Be it an 5000-word essay or 200-word formal email, no one is immune to writer’s block. Fortunately, there are a few techniques you can try to jolt your brain back into action and coax more words from whichever mental crevasse they happen to be lodged in.
Image: matryosha / Flickr, licensed under Creative Commons 2.0
An article over at HackCollege covers six tips that can potentially save your typing bacon. Sure, you can try going for a walk or taking a short break, but one that might not seem immediately obvious is keep writing… about something else:
Write — But Not About Your Intended Topic
When you get back to your computer, write about how you feel. Write about what you want to do. Write about how annoyed you are that you can’t write this thing you need to be writing. Write about how much fun you had when you weren’t writing. Now you’re getting your brain warmed up for the task at hand.
My own piece of advice is to just start in the middle.

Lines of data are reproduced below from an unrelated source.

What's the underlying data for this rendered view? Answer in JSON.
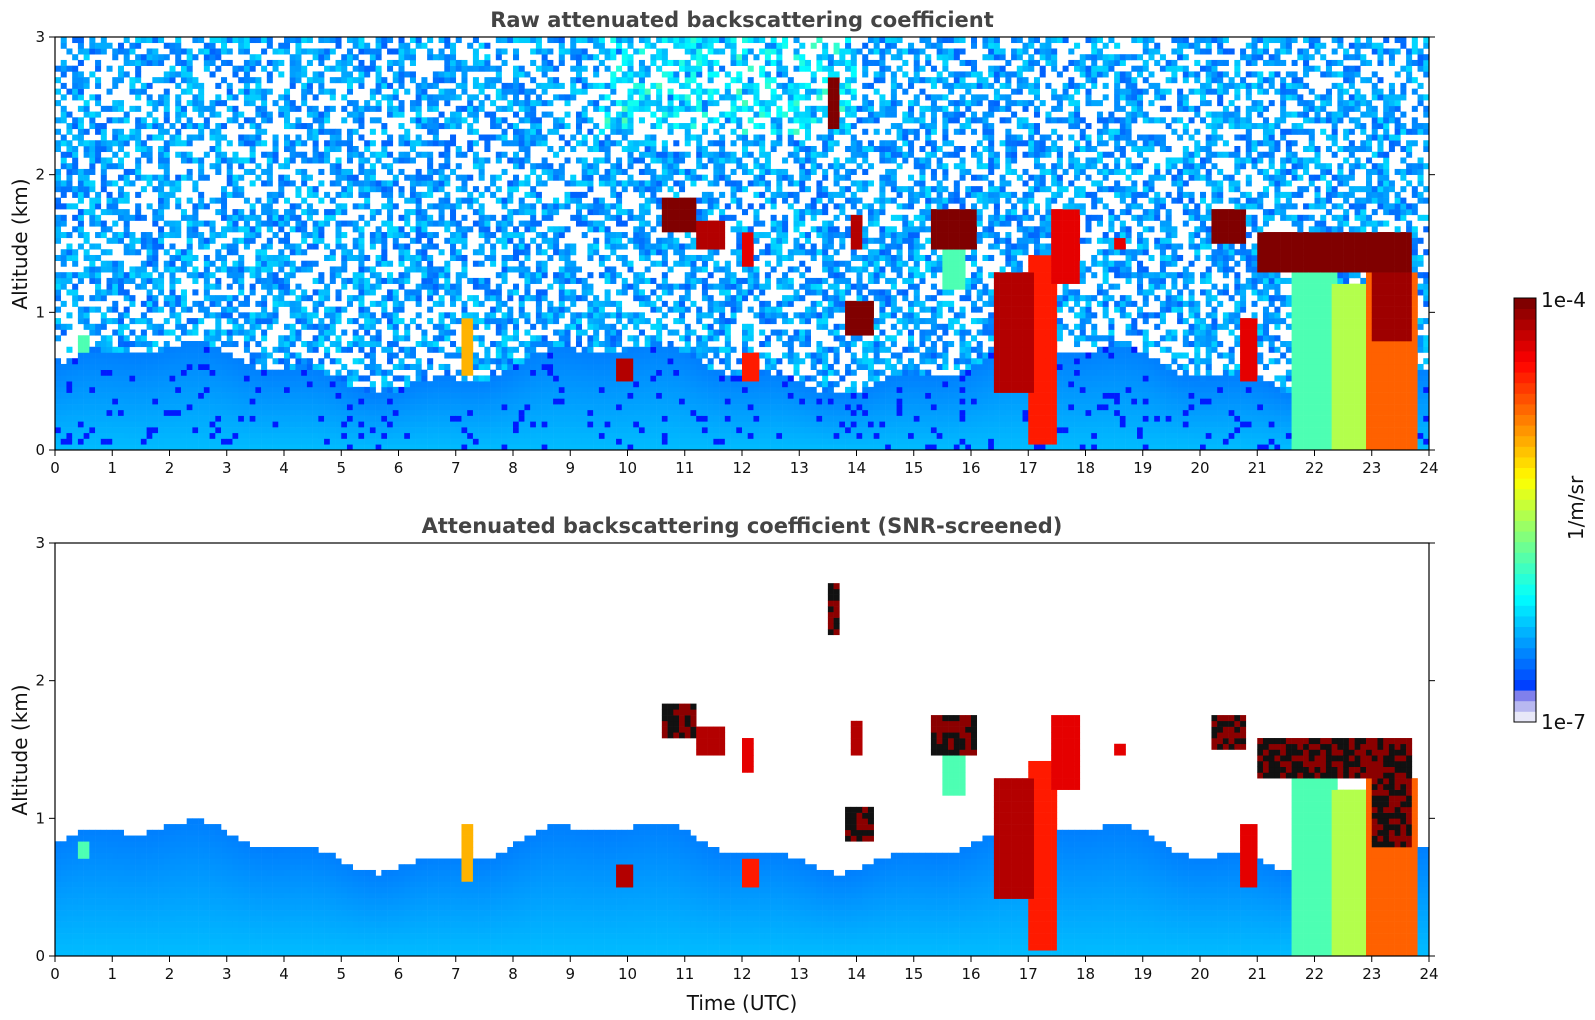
{
  "chart_data": [
    {
      "type": "heatmap",
      "title": "Raw attenuated backscattering coefficient",
      "xlabel": "",
      "ylabel": "Altitude (km)",
      "xlim": [
        0,
        24
      ],
      "ylim": [
        0,
        3
      ],
      "x_ticks": [
        "0",
        "1",
        "2",
        "3",
        "4",
        "5",
        "6",
        "7",
        "8",
        "9",
        "10",
        "11",
        "12",
        "13",
        "14",
        "15",
        "16",
        "17",
        "18",
        "19",
        "20",
        "21",
        "22",
        "23",
        "24"
      ],
      "y_ticks": [
        "0",
        "1",
        "2",
        "3"
      ],
      "boundary_layer_top_km": 0.6,
      "cloud_features": [
        {
          "t0": 0.4,
          "t1": 0.6,
          "z0": 0.7,
          "z1": 0.85,
          "level": 0.45
        },
        {
          "t0": 7.15,
          "t1": 7.3,
          "z0": 0.55,
          "z1": 0.95,
          "level": 0.7
        },
        {
          "t0": 9.8,
          "t1": 10.1,
          "z0": 0.5,
          "z1": 0.65,
          "level": 0.95
        },
        {
          "t0": 10.6,
          "t1": 11.2,
          "z0": 1.6,
          "z1": 1.85,
          "level": 1.0
        },
        {
          "t0": 11.2,
          "t1": 11.7,
          "z0": 1.45,
          "z1": 1.65,
          "level": 0.95
        },
        {
          "t0": 12.0,
          "t1": 12.2,
          "z0": 1.35,
          "z1": 1.6,
          "level": 0.9
        },
        {
          "t0": 12.0,
          "t1": 12.3,
          "z0": 0.5,
          "z1": 0.7,
          "level": 0.85
        },
        {
          "t0": 13.55,
          "t1": 13.7,
          "z0": 2.35,
          "z1": 2.7,
          "level": 1.0
        },
        {
          "t0": 13.8,
          "t1": 14.3,
          "z0": 0.85,
          "z1": 1.1,
          "level": 1.0
        },
        {
          "t0": 13.85,
          "t1": 14.05,
          "z0": 1.45,
          "z1": 1.7,
          "level": 0.95
        },
        {
          "t0": 15.3,
          "t1": 16.1,
          "z0": 1.45,
          "z1": 1.75,
          "level": 1.0
        },
        {
          "t0": 15.5,
          "t1": 15.9,
          "z0": 1.15,
          "z1": 1.45,
          "level": 0.45
        },
        {
          "t0": 16.4,
          "t1": 17.1,
          "z0": 0.4,
          "z1": 1.3,
          "level": 0.95
        },
        {
          "t0": 17.0,
          "t1": 17.5,
          "z0": 0.05,
          "z1": 1.4,
          "level": 0.85
        },
        {
          "t0": 17.4,
          "t1": 17.9,
          "z0": 1.2,
          "z1": 1.75,
          "level": 0.9
        },
        {
          "t0": 18.55,
          "t1": 18.7,
          "z0": 1.45,
          "z1": 1.55,
          "level": 0.9
        },
        {
          "t0": 20.2,
          "t1": 20.8,
          "z0": 1.5,
          "z1": 1.75,
          "level": 1.0
        },
        {
          "t0": 20.7,
          "t1": 21.0,
          "z0": 0.5,
          "z1": 0.95,
          "level": 0.9
        },
        {
          "t0": 21.0,
          "t1": 23.7,
          "z0": 1.3,
          "z1": 1.6,
          "level": 1.0
        },
        {
          "t0": 21.6,
          "t1": 22.4,
          "z0": 0.0,
          "z1": 1.3,
          "level": 0.45
        },
        {
          "t0": 22.3,
          "t1": 22.9,
          "z0": 0.0,
          "z1": 1.2,
          "level": 0.55
        },
        {
          "t0": 22.9,
          "t1": 23.75,
          "z0": 0.0,
          "z1": 1.3,
          "level": 0.78
        },
        {
          "t0": 23.0,
          "t1": 23.7,
          "z0": 0.8,
          "z1": 1.4,
          "level": 0.97
        }
      ]
    },
    {
      "type": "heatmap",
      "title": "Attenuated backscattering coefficient (SNR-screened)",
      "xlabel": "Time (UTC)",
      "ylabel": "Altitude (km)",
      "xlim": [
        0,
        24
      ],
      "ylim": [
        0,
        3
      ],
      "x_ticks": [
        "0",
        "1",
        "2",
        "3",
        "4",
        "5",
        "6",
        "7",
        "8",
        "9",
        "10",
        "11",
        "12",
        "13",
        "14",
        "15",
        "16",
        "17",
        "18",
        "19",
        "20",
        "21",
        "22",
        "23",
        "24"
      ],
      "y_ticks": [
        "0",
        "1",
        "2",
        "3"
      ],
      "boundary_layer_top_km": 0.8,
      "screening": "values below SNR threshold masked (white)"
    }
  ],
  "colorbar": {
    "label": "1/m/sr",
    "max_label": "1e-4",
    "min_label": "1e-7",
    "colormap": "jet",
    "scale": "log"
  }
}
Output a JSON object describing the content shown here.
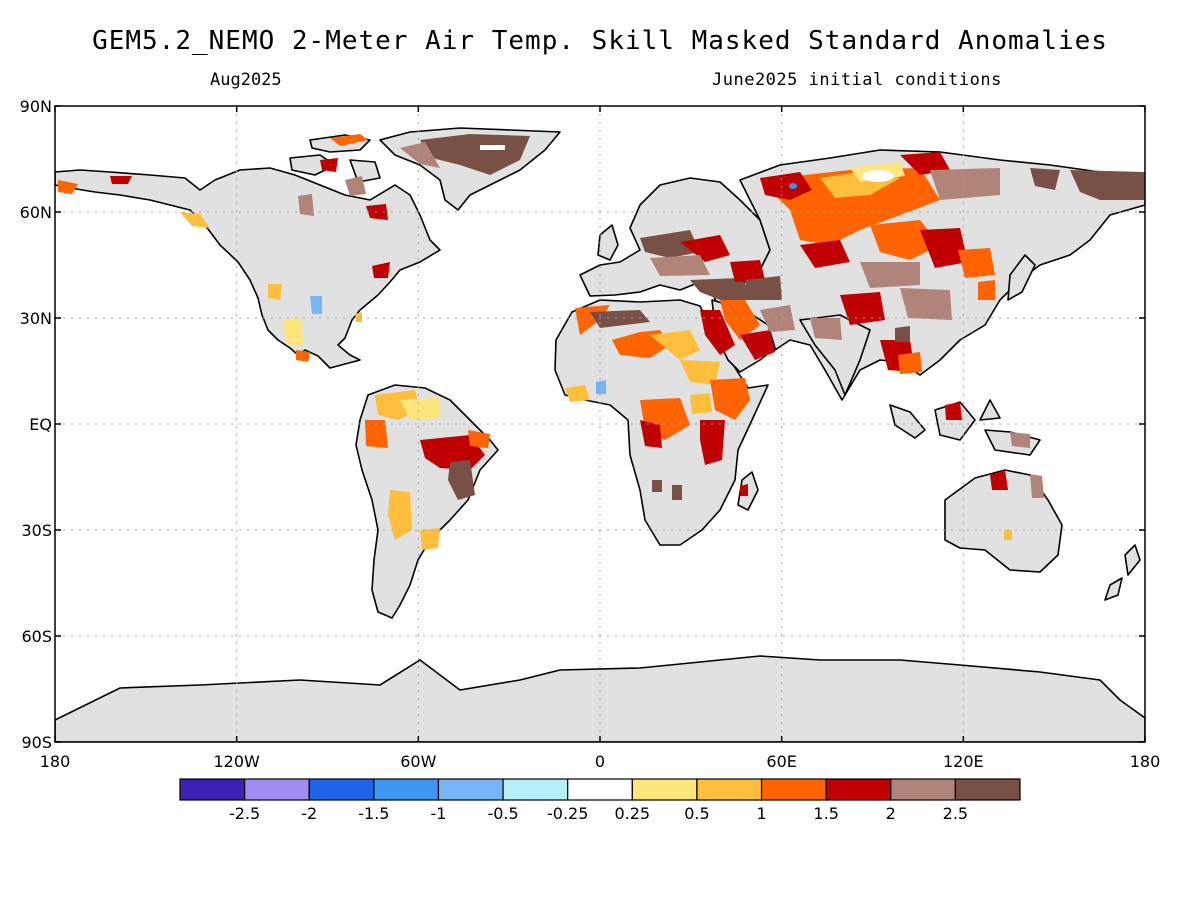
{
  "title": "GEM5.2_NEMO 2-Meter Air Temp. Skill Masked Standard Anomalies",
  "subtitle_left": "Aug2025",
  "subtitle_right": "June2025 initial conditions",
  "axes": {
    "lat_labels": [
      {
        "value": 90,
        "text": "90N"
      },
      {
        "value": 60,
        "text": "60N"
      },
      {
        "value": 30,
        "text": "30N"
      },
      {
        "value": 0,
        "text": "EQ"
      },
      {
        "value": -30,
        "text": "30S"
      },
      {
        "value": -60,
        "text": "60S"
      },
      {
        "value": -90,
        "text": "90S"
      }
    ],
    "lon_labels": [
      {
        "value": -180,
        "text": "180"
      },
      {
        "value": -120,
        "text": "120W"
      },
      {
        "value": -60,
        "text": "60W"
      },
      {
        "value": 0,
        "text": "0"
      },
      {
        "value": 60,
        "text": "60E"
      },
      {
        "value": 120,
        "text": "120E"
      },
      {
        "value": 180,
        "text": "180"
      }
    ],
    "lon_range": [
      -180,
      180
    ],
    "lat_range": [
      -90,
      90
    ],
    "grid": true
  },
  "colorbar": {
    "colors": [
      "#3e20b4",
      "#9f8cf2",
      "#1e64e6",
      "#3c96f0",
      "#78b4f8",
      "#b4f0fa",
      "#ffffff",
      "#ffe67c",
      "#ffbe3c",
      "#ff6400",
      "#c00000",
      "#b08478",
      "#785046"
    ],
    "labels": [
      "-2.5",
      "-2",
      "-1.5",
      "-1",
      "-0.5",
      "-0.25",
      "0.25",
      "0.5",
      "1",
      "1.5",
      "2",
      "2.5"
    ]
  },
  "colors": {
    "land_no_skill": "#e1e1e1",
    "ocean": "#ffffff",
    "coastline": "#000000",
    "grid": "#a0a0a0"
  }
}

It doesn’t matter if it’s the second paragraph in a three-paragraph missive, by going straight to the meat of the document, you’ll find your brain automatically focuses on the most important points you need to cover off. Once that’s done, it’s much easier to formulate an introduction and conclusion.
6 Ways To Overcome Writer’s Block [HackCollege]
Comments
One response to “Writer’s Block? Try Writing About Something Else”
From my experience (English teacher), too many view writing as an A to Z journey of inspired genius instead of a creative endeavour. Don’t get me wrong, sometimes, for some people, it works to sit down and write for 72 hours straight. But for most people a piece of writing needs to be constructed.
You shouldn’t expect a painter to paint from top left across the canvas in rows down to bottom right. But people expect they’ll be able to begin writing at the beginning and it will all flow out naturally.
Writer’s blocks are a construct of this expectation and lack of concrete planning. Even if the plan is a simple series of goals to achieve (character goals in narrative, explorative evidence goals in essays), something planned is infinitely better than nothing planned. And then don’t feel constrained to following the narrative path.
Your suggestion to get to the meat of the document is important, but too many still view this as a way of attacking essays only. Write the fun bits, write the boring bits, write the settings, write the actions, just write. If you “suffer” from writer’s block, the biggest issue is generally the way you view the writing process, and it generally isn’t your writing skillset.
I like the start in the middle option. I will use that with my management students next semester. They all want to start writing the intro of their report before they actually work out their argument.